Locality: Dolwyddelan Castle
Traditional County: Caernarfonshire
Vernacular farmhouse, dated (internally) 1735, though perhaps of late C17 origin; altered, raised and extended later C19. A mid-Victorian photograph shows the house as single-storey and very much in disrepair. Significant as the birthplace of John Jones (1796-1857), famous Calvinistic Methodist minister. He is regarded as one of the most powerful preachers ever known in Wales, having introduced a new style which laid emphasis on the practical, rather than the doctrinal side of religion. Also birthplace of his brothers David Jones (1805-1868), William Jones (1801-1885) and Richard Jones (1799-1850), all also Calvinistic Methodist preachers, of whom David's publications and hymns became well-known at the end of the C19 .
L-shaped 2-storey farmhouse, now two separate dwellings. Of rubble, partly on a boulder plinth; slate roofs and plain stacks with weathercoursing and cornice. Of these, that to the E gable projects and is gabled. The S (garden) side has a raised 3-window central section with lower flanking sections. Off-centre modern gabled porch to former with plain bargeboard. C20 2-pane casement windows, those to the upper floor contained within gabled half-dormers; the central upper window is leaded. Similar windows to 2-bay L and single-bay R sections, to both floors. Similar windows to N side with modern gabled porch to L. To the R, a small projecting storeyed wing faces N; modern part-glazed door to this at L with windows as before and plain end chimney. Attached to the E gable, a large late C19 slate tablet with Welsh dedication inscription and the names of the 'three ministers and one deacon,' who were brothers, together with the names and dates of their sisters.
Largely plain, late C19 interiors.
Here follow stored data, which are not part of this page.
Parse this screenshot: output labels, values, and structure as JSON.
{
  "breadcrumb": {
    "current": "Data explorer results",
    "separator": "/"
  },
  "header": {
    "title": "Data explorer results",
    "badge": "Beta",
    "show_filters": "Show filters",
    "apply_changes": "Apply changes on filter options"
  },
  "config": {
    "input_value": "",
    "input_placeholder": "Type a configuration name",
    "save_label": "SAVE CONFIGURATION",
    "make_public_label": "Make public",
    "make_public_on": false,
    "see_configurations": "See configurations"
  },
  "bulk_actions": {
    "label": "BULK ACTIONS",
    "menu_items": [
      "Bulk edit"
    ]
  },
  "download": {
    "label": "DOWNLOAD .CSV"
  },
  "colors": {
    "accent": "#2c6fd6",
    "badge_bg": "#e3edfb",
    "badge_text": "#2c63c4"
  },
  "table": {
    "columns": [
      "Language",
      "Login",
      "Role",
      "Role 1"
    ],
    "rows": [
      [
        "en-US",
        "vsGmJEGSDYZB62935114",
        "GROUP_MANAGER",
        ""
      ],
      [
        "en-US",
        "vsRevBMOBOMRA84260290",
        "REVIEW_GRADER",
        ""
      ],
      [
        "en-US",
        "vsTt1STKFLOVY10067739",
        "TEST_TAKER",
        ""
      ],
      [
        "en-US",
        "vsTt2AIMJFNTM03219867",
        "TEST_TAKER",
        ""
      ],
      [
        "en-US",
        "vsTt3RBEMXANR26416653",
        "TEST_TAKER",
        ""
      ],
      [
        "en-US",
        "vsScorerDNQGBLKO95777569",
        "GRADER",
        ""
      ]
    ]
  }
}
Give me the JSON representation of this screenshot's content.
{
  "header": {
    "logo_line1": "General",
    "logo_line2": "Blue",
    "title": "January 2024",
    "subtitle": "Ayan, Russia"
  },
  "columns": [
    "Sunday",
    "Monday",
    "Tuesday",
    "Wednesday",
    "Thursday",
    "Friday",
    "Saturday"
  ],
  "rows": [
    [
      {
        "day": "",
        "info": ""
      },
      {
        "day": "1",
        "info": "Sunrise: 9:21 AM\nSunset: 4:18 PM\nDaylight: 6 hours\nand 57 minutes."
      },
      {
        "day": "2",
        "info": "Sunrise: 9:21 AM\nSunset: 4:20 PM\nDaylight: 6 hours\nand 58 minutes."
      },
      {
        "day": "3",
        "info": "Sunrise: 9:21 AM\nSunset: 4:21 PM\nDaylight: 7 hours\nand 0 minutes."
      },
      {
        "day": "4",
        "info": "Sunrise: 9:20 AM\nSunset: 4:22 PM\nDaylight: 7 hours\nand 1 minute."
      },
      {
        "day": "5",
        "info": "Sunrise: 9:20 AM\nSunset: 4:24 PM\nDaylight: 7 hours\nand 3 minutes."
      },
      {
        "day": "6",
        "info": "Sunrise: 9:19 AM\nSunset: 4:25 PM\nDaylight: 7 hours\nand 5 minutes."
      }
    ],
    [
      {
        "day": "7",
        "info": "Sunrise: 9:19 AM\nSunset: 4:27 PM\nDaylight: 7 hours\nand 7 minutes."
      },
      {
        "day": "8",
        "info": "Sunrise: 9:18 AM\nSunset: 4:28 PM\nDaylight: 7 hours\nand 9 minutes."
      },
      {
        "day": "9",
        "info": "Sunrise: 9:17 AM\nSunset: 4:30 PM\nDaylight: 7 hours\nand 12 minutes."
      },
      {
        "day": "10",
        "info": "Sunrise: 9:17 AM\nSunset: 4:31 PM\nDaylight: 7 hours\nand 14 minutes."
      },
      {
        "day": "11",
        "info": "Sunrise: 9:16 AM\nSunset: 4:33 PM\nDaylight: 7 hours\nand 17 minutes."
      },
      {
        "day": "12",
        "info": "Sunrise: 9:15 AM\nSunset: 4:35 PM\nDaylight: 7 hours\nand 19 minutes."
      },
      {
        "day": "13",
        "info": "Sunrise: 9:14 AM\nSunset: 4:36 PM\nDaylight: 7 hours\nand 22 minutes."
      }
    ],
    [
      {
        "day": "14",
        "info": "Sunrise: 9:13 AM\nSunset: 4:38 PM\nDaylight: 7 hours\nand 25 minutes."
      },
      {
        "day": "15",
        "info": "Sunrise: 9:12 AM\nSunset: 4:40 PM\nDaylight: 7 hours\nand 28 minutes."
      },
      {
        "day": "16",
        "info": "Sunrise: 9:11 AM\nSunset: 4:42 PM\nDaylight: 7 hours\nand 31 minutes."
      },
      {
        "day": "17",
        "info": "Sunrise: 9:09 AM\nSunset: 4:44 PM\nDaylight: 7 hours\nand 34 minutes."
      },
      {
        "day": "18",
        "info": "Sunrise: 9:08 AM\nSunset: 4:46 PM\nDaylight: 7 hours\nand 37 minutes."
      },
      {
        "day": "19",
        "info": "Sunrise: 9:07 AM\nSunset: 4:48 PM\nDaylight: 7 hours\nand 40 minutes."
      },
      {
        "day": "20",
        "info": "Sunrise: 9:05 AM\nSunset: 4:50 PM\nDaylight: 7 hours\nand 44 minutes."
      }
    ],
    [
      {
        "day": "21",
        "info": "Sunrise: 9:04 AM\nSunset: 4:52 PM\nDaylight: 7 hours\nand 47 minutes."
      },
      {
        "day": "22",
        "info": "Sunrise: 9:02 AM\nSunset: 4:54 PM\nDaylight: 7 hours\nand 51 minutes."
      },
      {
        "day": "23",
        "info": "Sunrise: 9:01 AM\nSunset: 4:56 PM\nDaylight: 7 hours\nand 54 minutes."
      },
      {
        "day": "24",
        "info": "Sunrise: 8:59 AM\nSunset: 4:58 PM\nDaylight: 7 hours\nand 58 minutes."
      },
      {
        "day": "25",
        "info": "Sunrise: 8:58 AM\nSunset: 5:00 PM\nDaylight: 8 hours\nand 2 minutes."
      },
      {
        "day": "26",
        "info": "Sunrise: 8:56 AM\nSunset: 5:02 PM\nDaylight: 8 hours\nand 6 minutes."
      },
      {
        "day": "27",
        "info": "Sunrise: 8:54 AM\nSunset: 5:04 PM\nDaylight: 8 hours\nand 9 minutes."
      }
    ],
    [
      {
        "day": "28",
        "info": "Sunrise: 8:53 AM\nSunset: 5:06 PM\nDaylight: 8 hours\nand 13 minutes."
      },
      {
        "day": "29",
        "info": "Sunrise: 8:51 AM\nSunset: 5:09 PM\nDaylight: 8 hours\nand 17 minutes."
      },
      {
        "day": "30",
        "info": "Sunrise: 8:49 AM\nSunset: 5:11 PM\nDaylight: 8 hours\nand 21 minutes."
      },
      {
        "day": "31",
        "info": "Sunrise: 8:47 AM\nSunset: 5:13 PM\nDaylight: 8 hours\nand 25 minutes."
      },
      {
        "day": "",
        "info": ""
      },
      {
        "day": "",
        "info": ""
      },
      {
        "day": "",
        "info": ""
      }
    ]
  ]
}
In No.2, the former 'preaching room', with fireplace bressummer inscribed with date 1735; large-field pine dado panelling to the walls, apparently C19.
Listed for its special architectural interest as a C17 vernacular farmhouse and for its special historic interest as the birthplace and home of John, David, Richard and William Jones, the early C19 non-conformist ministers.
Group value with the Tan-y-Castell monument.